In 2000 the American candidate who got the most ballots lost the presidency in the electoral college. Jamaica had a razor-thin election in December 1949 when the PNP won the popular vote 43.5 per cent to 42.9 per cent and the JLP won 17 of 30 seats. But the British Crown held ultimate power then, which limited any scope for upheaval.
Test of democracy
The real test of democracy is not so much that the side that gets the most votes governs, but that the defeated side doesn't head for the hills, guns ablaze. It hardly matters if 50.1 per cent or 49.9 per cent of the people voted for the party that governs them. What is crucial is that the side that loses, under whatever rules were agreed upon before ballots were cast, accepts the results without shouting 'We was robbed' loudly enough for guns to bark.
What would happen if we get a 30-30 election result with a couple seats decided by less than 50 votes? Maybe both sides would calmly work out a mutually agreed upon solution in the best interests of the country. Maybe we would have mass demonstrations a la Mexico. Or maybe hotheaded diehards would bawl 'Ballot box thief fe dead!' and start shooting.

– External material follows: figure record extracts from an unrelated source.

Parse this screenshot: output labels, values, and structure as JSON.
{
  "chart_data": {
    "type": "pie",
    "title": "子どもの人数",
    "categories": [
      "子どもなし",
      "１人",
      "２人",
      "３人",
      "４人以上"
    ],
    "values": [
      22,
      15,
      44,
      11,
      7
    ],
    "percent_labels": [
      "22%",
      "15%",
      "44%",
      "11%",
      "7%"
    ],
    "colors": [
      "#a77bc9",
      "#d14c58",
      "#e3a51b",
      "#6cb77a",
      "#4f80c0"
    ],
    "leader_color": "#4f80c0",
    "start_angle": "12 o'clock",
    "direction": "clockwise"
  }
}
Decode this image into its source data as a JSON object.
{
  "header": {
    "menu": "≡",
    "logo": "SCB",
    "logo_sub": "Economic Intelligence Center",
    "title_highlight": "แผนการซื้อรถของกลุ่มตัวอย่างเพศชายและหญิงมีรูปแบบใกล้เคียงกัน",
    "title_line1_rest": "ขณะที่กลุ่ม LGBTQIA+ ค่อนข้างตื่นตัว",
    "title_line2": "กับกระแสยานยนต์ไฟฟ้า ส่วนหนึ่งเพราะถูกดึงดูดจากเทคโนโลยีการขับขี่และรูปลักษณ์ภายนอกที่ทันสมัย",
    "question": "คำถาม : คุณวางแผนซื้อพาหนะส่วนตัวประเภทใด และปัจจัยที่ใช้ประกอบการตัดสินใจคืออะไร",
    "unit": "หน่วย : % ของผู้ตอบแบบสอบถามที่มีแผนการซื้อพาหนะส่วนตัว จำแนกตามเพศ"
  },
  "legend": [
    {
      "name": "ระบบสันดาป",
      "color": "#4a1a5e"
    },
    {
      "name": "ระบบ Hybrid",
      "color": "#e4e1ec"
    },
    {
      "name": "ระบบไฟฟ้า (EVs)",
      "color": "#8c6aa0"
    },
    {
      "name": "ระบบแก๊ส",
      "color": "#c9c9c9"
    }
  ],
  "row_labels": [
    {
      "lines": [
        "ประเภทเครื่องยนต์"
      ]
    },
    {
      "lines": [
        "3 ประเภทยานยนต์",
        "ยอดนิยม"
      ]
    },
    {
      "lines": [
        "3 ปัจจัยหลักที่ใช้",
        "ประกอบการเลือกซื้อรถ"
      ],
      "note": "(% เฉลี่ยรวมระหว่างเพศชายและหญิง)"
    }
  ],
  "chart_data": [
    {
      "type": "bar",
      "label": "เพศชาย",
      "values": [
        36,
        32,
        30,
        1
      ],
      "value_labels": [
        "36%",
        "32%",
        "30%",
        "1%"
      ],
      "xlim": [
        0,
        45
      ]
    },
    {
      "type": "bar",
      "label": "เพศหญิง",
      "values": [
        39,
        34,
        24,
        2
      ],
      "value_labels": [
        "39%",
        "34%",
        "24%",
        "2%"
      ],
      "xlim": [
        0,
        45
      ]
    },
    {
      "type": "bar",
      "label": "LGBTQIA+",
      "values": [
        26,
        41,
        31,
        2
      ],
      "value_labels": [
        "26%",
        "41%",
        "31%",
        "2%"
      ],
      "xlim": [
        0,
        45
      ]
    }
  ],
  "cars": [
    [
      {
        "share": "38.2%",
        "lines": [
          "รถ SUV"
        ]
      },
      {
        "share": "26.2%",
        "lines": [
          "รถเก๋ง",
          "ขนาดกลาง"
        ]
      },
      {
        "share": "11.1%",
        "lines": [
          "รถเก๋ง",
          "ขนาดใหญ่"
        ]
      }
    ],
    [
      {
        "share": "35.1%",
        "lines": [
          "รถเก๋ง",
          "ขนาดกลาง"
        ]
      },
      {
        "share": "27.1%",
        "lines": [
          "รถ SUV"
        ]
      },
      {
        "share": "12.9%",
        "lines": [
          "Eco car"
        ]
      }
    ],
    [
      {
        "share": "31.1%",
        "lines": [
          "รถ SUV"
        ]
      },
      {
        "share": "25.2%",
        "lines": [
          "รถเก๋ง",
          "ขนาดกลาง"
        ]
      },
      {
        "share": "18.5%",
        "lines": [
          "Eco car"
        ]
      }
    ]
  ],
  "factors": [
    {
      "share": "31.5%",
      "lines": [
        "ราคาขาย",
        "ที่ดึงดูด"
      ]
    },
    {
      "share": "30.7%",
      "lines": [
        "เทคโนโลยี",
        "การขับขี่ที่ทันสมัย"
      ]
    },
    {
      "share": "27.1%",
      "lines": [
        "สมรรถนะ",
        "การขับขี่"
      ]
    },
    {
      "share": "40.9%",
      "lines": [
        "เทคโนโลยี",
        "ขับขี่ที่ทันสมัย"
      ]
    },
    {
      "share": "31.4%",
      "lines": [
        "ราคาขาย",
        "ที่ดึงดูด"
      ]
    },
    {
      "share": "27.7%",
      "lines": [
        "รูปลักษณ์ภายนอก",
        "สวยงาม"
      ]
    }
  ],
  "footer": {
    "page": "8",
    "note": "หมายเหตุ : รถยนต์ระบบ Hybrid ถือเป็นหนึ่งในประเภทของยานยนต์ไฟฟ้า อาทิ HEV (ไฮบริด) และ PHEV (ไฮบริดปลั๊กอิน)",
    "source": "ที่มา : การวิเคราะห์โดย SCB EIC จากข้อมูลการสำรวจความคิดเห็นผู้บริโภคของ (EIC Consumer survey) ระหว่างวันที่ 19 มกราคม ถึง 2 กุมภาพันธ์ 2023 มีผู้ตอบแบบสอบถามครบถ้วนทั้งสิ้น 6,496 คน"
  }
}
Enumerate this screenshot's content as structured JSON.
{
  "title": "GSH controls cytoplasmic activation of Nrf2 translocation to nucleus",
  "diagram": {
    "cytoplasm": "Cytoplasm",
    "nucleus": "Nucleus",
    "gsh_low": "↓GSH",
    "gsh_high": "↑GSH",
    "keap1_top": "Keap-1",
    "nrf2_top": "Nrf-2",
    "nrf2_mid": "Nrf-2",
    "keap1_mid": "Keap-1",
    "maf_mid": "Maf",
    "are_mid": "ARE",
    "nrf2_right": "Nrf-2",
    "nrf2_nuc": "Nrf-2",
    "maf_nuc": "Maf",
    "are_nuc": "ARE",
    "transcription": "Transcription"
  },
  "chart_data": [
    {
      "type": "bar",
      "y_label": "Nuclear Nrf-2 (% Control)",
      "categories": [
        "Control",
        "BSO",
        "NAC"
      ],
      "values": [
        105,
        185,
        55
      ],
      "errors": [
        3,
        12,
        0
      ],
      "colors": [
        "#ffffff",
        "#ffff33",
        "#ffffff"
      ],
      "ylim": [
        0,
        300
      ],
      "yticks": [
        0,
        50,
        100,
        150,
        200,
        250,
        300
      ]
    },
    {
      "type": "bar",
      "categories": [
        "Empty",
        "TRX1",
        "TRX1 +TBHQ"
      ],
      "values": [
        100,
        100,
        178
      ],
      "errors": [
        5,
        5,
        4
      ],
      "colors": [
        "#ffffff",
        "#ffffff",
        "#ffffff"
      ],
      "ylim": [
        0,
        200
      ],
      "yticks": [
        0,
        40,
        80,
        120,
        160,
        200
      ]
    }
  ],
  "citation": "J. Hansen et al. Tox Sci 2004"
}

Which brings up the garrison phenomenon. The PNP is reckoned by most to have a seven to three advantage in this area. Could Jamaica claim to be a democracy if its government was decided in constituencies where people cannot vote freely and fairly? Incidentally, whatever happened to the pledges of Bruce Golding and Portia Simpson Miller to break down the garrison walls? When are they going to fulfil their promises to walk hand-in-hand through the inner city? How about Nomination Day, Prime Minister and Opposition Leader?
Our constitution doesn't even address the tied-seat situation. Given the potential for chaos, can't the Governor-General, the Electoral Commissioner, the Ombudsman, the Prime Minister and the Opposition Leader formulate a contingency plan of action? Ideally, all sides would sign an agreed-upon code of conduct. Yes, there is no guarantee everyone would stick to it. But at least there would be a set point of reference.
It's easier to remain rational in hypothetical situations than in the actual heat of battle. The current open voting imbroglio shows how election fever scrambles brains. If educated senators and parliamentarians can't agree on something so basic before elections have been called, imagine the angry confusion of a tied-seat count. Why wait till a fire starts to check the hydrants?